Ein bedarfsgerechtes und dichtes Netz an Ladesäulen ist neben dem Fahrzeugpreis und der Reichweite ein wichtiger Schlüssel für die Akzeptanz von Elektromobilität. Wissenschaftler des Karlsruher Instituts für Technologie (KIT) und des Fraunhofer-Instituts für System- und Innovationsforschung ISI haben deshalb für die Region Stuttgart ein Geoinformations-Tool für die Analyse von Standorten für Schnellladestationen entwickelt. Das Planungswerkzeug berücksichtigt unter anderem die Erreichbarkeit der Stationen, prognostiziert den Ladebedarf und lässt sich an unterschiedliche Rahmenbedingungen anpassen.
Im „Masterplan Schnellladeinfrastuktur Region Stuttgart“ spielen die Forscher der beiden Institute verschiedene Fragestellungen und Szenarien für die knapp 3600 Quadratkilometer große Region durch: Wie hoch ist der Bedarf an öffentlich zugänglichen Schnellladestationen für welche Anzahl von Elektroautos? Wie viele Standorte werden benötigt, wenn sie von jedem Punkt der Region aus innerhalb einer bestimmten Fahrtzeit erreichbar sein sollen? Wie viele Ladevorgänge pro Tag sind bei welcher Anzahl von Elektrofahrzeugen zu erwarten, und wie viel Energie wird je Ladevorgang abgegeben?
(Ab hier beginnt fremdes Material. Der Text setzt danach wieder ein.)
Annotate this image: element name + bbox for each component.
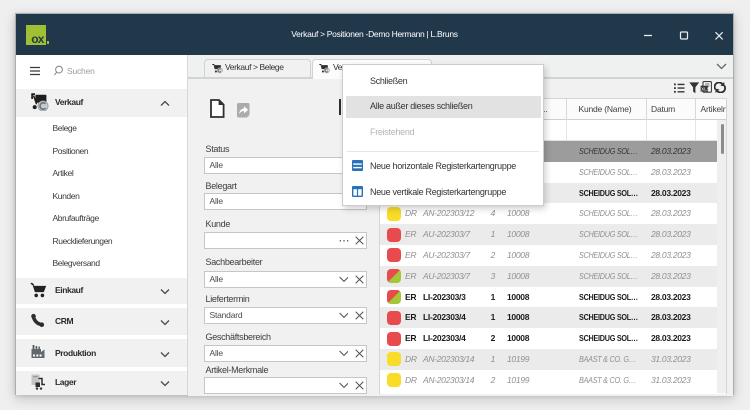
svg-text:XLS: XLS bbox=[701, 86, 710, 91]
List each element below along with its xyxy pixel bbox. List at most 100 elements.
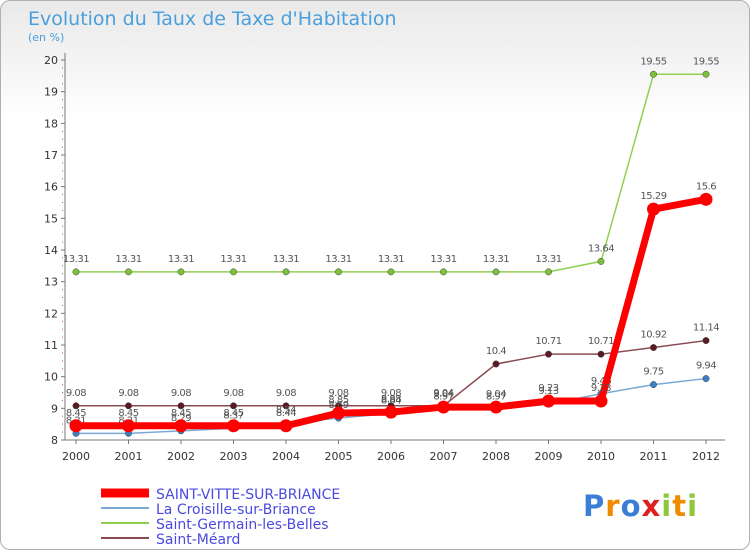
x-tick-label: 2009 [535, 450, 563, 463]
data-point [72, 268, 80, 276]
data-point [335, 268, 342, 276]
data-point [227, 419, 240, 433]
data-point [177, 268, 185, 276]
y-tick-label: 15 [44, 212, 58, 225]
y-tick-label: 11 [44, 339, 58, 352]
data-point [174, 419, 188, 433]
data-label: 13.64 [588, 243, 614, 254]
data-label: 9.04 [486, 389, 506, 400]
data-label: 13.31 [430, 254, 456, 265]
y-tick-label: 12 [44, 307, 58, 320]
data-label: 9.04 [433, 388, 453, 399]
y-tick-label: 17 [44, 149, 58, 162]
data-point [437, 400, 450, 414]
data-point [702, 375, 710, 383]
data-label: 8.88 [381, 394, 401, 405]
data-label: 10.4 [486, 346, 506, 357]
data-label: 11.14 [693, 323, 719, 334]
y-tick-label: 8 [51, 434, 58, 447]
data-point [597, 257, 605, 265]
data-point [122, 419, 135, 433]
x-tick-label: 2006 [377, 450, 405, 463]
data-label: 8.84 [381, 395, 401, 406]
data-point [702, 70, 710, 78]
data-label: 13.31 [325, 254, 351, 265]
data-label: 9.23 [538, 383, 558, 394]
x-tick-label: 2012 [692, 450, 720, 463]
data-label: 9.13 [538, 386, 558, 397]
legend-label: La Croisille-sur-Briance [156, 502, 316, 518]
data-label: 19.55 [693, 56, 719, 67]
data-label: 9.04 [433, 389, 453, 400]
data-label: 13.31 [220, 254, 246, 265]
y-axis-unit-label: (en %) [28, 31, 64, 44]
data-point [69, 419, 83, 433]
data-point [282, 268, 290, 276]
data-label: 9.08 [381, 388, 401, 399]
data-label: 9.46 [591, 376, 611, 387]
data-label: 13.31 [63, 254, 89, 265]
data-point [489, 400, 503, 414]
series-line-Saint-Germain-les-Belles [75, 73, 707, 273]
data-point [440, 268, 447, 276]
data-label: 8.45 [66, 408, 86, 419]
data-point [492, 360, 500, 368]
data-label: 9.94 [696, 361, 716, 372]
data-point [545, 268, 552, 276]
data-point [702, 337, 710, 345]
data-point [332, 406, 345, 420]
data-label: 8.85 [328, 395, 348, 406]
logo-letter: x [641, 489, 662, 523]
data-label: 9.08 [171, 388, 191, 399]
data-label: 15.29 [640, 191, 666, 202]
data-label: 15.6 [696, 181, 716, 192]
data-label: 8.45 [171, 408, 191, 419]
proxiti-logo: Proxiti [583, 489, 698, 523]
data-point [230, 402, 237, 410]
logo-letter: P [583, 489, 606, 523]
x-tick-label: 2002 [167, 450, 195, 463]
data-label: 9.75 [643, 367, 663, 378]
data-label: 9.23 [591, 383, 611, 394]
data-point [177, 402, 185, 410]
data-label: 13.31 [535, 254, 561, 265]
data-label: 8.97 [433, 391, 453, 402]
data-point [650, 70, 657, 78]
data-label: 8.44 [276, 408, 296, 419]
data-point [545, 350, 552, 358]
data-label: 9.08 [328, 388, 348, 399]
data-label: 13.31 [168, 254, 194, 265]
data-label: 10.71 [535, 336, 561, 347]
data-label: 9.08 [223, 388, 243, 399]
data-point [650, 344, 657, 351]
x-tick-label: 2005 [325, 450, 353, 463]
data-label: 19.55 [640, 56, 666, 67]
data-label: 13.31 [115, 254, 141, 265]
y-tick-label: 19 [44, 86, 58, 99]
data-point [125, 402, 132, 410]
data-point [699, 192, 713, 206]
x-tick-label: 2000 [62, 450, 90, 463]
y-tick-label: 9 [51, 402, 58, 415]
logo-letter: i [661, 489, 673, 523]
data-point [650, 381, 657, 389]
y-tick-label: 18 [44, 117, 58, 130]
logo-letter: i [687, 489, 699, 523]
data-point [594, 394, 608, 408]
x-tick-label: 2007 [430, 450, 458, 463]
data-point [230, 268, 237, 276]
logo-letter: t [672, 489, 688, 523]
data-label: 10.71 [588, 336, 614, 347]
data-label: 8.54 [276, 405, 296, 416]
data-label: 8.45 [118, 408, 138, 419]
data-label: 13.31 [483, 254, 509, 265]
data-point [279, 419, 293, 433]
x-tick-label: 2010 [587, 450, 615, 463]
x-tick-label: 2008 [482, 450, 510, 463]
y-tick-label: 14 [44, 244, 58, 257]
data-point [492, 268, 500, 276]
x-tick-label: 2011 [640, 450, 668, 463]
data-label: 9.08 [66, 388, 86, 399]
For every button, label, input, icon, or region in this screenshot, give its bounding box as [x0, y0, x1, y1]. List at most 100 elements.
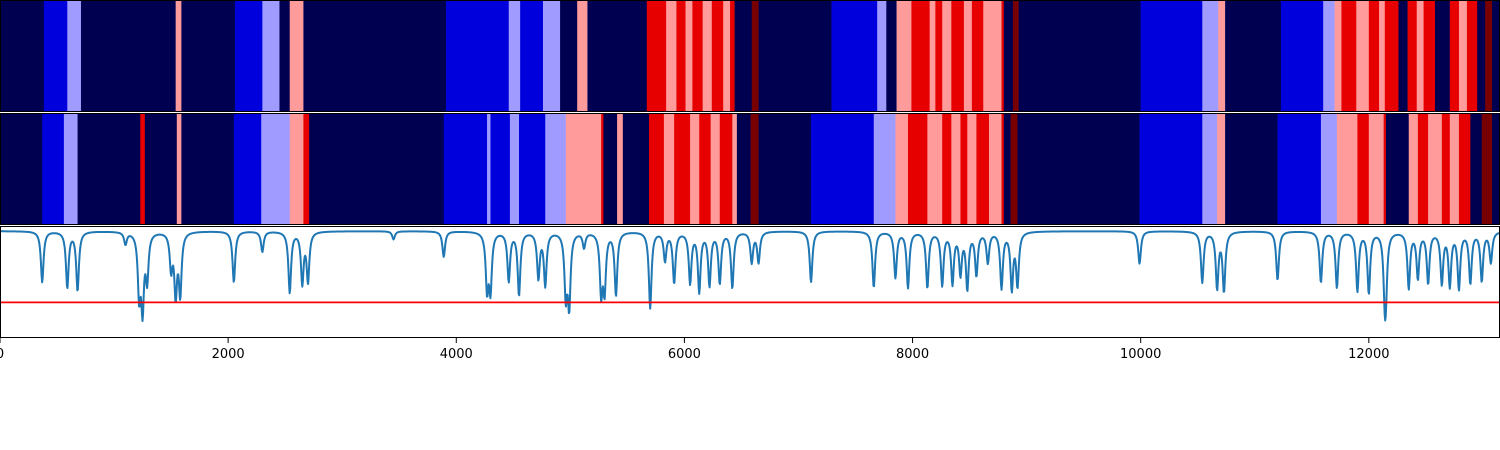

So werden zum Beispiel 58 Ladestationen benötigt, wenn sie jeweils innerhalb von zehn Autofahrminuten erreichbar sein sollen, und 218 für eine Erreichbarkeit innerhalb von fünf Minuten. Schnellladestationen mit einer Ladeleistung von etwa 50 kW ermöglichen es, den Fahrzeugakku innerhalb von knapp 20 Minuten soweit aufzuladen, dass das Elektroauto eine Strecke von etwa 100 Kilometern zurücklegen kann. An den bislang im öffentlichen Raum meist üblichen 22-kW-Ladesäulen dauert der Ladevorgang länger.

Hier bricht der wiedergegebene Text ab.